Deutsche compliance staff reportedly prepared “suspicious-activity reports” on the transactions — including at least one from the now-defunct Trump Foundation — to send to the Treasury. The details of the transactions are not clear, but some of them reportedly involve money moving between international accounts, which the bank found suspicious. Yet Deutsche brass, which has loaned Trump and his son-in-law billions of dollars for real-estate purchases — including the $175 million the president still owes the bank — did not report the flagged information.
As the Times explains, an internal red flag does not immediately equate to illegal activity: “Real estate developers like Mr. Trump and Mr.
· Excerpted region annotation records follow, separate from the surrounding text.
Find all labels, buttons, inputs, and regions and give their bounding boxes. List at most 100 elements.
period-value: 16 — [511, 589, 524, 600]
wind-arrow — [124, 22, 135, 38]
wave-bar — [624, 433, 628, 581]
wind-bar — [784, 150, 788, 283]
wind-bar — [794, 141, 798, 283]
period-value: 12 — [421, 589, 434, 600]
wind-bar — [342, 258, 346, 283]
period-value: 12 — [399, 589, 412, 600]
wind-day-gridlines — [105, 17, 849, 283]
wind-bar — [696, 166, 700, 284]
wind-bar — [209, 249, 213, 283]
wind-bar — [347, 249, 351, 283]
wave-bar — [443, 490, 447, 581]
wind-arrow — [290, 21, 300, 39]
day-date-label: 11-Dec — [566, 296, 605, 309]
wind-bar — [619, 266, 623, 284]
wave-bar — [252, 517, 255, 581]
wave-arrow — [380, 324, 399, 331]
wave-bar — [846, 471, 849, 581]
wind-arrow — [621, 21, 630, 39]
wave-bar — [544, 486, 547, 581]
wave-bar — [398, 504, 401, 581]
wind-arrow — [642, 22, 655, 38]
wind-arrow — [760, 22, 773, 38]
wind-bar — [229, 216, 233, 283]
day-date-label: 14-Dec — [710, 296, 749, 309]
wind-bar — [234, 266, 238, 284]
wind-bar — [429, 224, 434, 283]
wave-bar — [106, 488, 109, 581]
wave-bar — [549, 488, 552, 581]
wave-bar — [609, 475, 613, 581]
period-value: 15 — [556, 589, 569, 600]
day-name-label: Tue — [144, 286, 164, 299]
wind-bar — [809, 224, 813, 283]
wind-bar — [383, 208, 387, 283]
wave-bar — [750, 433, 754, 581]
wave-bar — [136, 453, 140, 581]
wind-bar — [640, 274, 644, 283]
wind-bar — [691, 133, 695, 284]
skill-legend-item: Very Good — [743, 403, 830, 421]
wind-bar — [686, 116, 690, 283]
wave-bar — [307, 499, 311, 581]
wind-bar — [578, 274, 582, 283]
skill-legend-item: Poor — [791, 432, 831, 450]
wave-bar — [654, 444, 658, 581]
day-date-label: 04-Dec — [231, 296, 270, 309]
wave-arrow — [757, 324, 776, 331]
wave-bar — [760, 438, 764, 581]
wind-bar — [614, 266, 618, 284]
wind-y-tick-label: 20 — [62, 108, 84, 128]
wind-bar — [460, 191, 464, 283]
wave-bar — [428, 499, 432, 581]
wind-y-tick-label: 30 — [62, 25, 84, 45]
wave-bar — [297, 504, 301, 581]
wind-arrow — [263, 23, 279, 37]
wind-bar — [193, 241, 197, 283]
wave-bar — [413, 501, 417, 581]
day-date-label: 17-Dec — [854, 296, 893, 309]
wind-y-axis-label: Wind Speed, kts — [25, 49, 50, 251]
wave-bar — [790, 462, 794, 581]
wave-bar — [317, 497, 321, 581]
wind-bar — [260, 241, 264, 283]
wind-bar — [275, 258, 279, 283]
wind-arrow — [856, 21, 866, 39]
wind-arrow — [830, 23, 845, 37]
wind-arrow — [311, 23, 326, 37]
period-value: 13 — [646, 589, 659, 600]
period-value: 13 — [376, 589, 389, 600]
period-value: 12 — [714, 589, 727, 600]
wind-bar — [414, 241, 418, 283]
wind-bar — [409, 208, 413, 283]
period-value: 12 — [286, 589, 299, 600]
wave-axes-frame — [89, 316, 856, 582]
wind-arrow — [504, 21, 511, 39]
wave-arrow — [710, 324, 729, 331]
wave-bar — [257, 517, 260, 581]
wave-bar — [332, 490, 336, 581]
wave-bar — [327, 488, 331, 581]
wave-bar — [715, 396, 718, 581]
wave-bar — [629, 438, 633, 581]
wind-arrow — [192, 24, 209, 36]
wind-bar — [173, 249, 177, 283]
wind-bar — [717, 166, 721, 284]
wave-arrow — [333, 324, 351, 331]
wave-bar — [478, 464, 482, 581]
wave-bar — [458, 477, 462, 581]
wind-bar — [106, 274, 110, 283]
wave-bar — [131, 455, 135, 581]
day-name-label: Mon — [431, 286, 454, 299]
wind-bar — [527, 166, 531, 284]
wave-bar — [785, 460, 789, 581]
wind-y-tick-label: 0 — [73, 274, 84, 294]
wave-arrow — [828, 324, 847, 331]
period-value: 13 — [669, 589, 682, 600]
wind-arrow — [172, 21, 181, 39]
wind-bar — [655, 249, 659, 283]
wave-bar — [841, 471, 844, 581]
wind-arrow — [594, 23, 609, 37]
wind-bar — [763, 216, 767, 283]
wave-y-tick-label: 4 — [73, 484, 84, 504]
Kushner sometimes do large, all-cash deals, including with people outside the United States, any of which can prompt anti-money laundering reviews.” A former anti-money-laundering specialist for Deutsche, Tammy McFadden, told the Times that the decision not to contact the Treasury stemmed from the bank’s loose interpretation of money-laundering laws and a willingness to protect high rollers. “It’s the D.B. way,” said McFadden. “They are prone to discounting everything.”
The Times report gives Democrats further reason to pursue the Trump-Deutsche records. Already, two House committees have subpoenaed documents relating to the business relationship, and some Democratic members of Congress, including House Judiciary member Ted Lieu, believe that the president may have committed bank fraud if he misled Deutsche about his net worth to obtain a larger loan.
Conversely, the new report would give the president all the more reason to play hardball to keep his relationship with Deutsche — the only major bank to stick with Trump through his many years in the red — from the public. In response to House subpoenas for the bank documents, Trump and his family sued Deutsche in April in an attempt to block it from cooperating with the House requests.
Though the report is the first detail of possible Trump money laundering involving Deutsche Bank, some of the president’s business practices have been consistent with such behavior for years. According to BuzzFeed News, one-fifth of all Trump-branded condos sold in the U.S. since the 1980s were handled in cash transactions that allowed buyers to use shell companies to obscure their finances and identities — a type of exchange that the Treasury Department considers “an attractive avenue for criminals to launder illegal proceeds while masking their identities.”